As far as late night to Wickford goes, the current 8:15 departure was the last option for those going past PVD. Even the newly moved RI bus services don't link up with a later MBTA train or 67/65 in it's current incarnation. It would allow the 10a-6pm workers from Wickford, which there are a bunch, to get home earlier on the 7:10 departure. Personally, I would like to see the 7:10 Wickford and the 7:20 Stoughton swap time slots to better align with the crush loads of people going to Rte.128 and Canton Jct at that time period.
  by octr202
 
Dragging this back to the Haverhill line, which doesn't see much change at rush hour as little can be done until the double-tracking and bridge rehab gets further along. That said, I did see a few things that as a commuter jump out at me for tweaking to better serve the market on this line:

1. #211 will be very underutilized. Could run about 1520 as a local via Reading.

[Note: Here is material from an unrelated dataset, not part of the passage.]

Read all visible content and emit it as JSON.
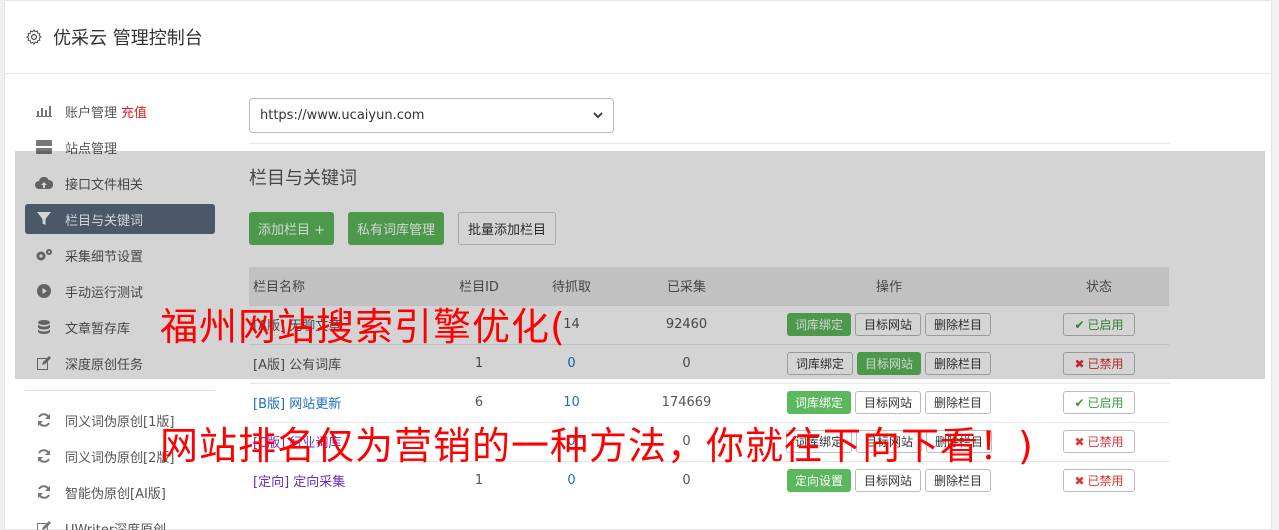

Would help fill gap in Reading line service from 1402 to 1545. If leave NS earlier than 1530, will still make return as #220 from Bradford. #2
2. #291 could move back to 1550-1600 to spread departures, and still make the 1640 inbound departure for #292.
3. #223 should move back to somewhere about 2000-2010 from North Station to improve spacing of evening post-rush hour outbounds. This will cause #226 to run slightly later, but at that hour reducing the gap of outbound service from 1940 to 2120 should be a bigger concern.
4. #227 could possibly run slightly earlier to improve evening outbound spacing.
5. Most inbound via Wildcat trains (except #206) would seem to be able to handle multiple stops on Lowell Line. Currently #208 usually has ample space after Ballardvale even with a 4 flats/1 double consist. Standees usually only from Wedgemere or West Medford.
5. If it has capacity, might be worth adding a single stop to #206 to keep it from running up on #304 (which will be busier filling #352’s time slot but also serving Lowell-Wilmington). Or shift #206 10 minutes later from Haverhill to spread service out in the morning inbound peak service.
6. If it had a large enough consist, #208 could almost run ~10 minutes later and replace #392 inbound from Anderson. This would free up a crew and trainset for service elsewhere if needed. That said, I do like to use those Anderson trains...

The T's original criteria clearly drove some of these moves (like pushing #211 back to 1530 from 1500 to fit the new "rush hour" window), but sometimes a one-size fits all cookie-cutter isn't the best approach.
  by eustis22
 
Why don't they run more Reading trains to free up more Haverhill expresses?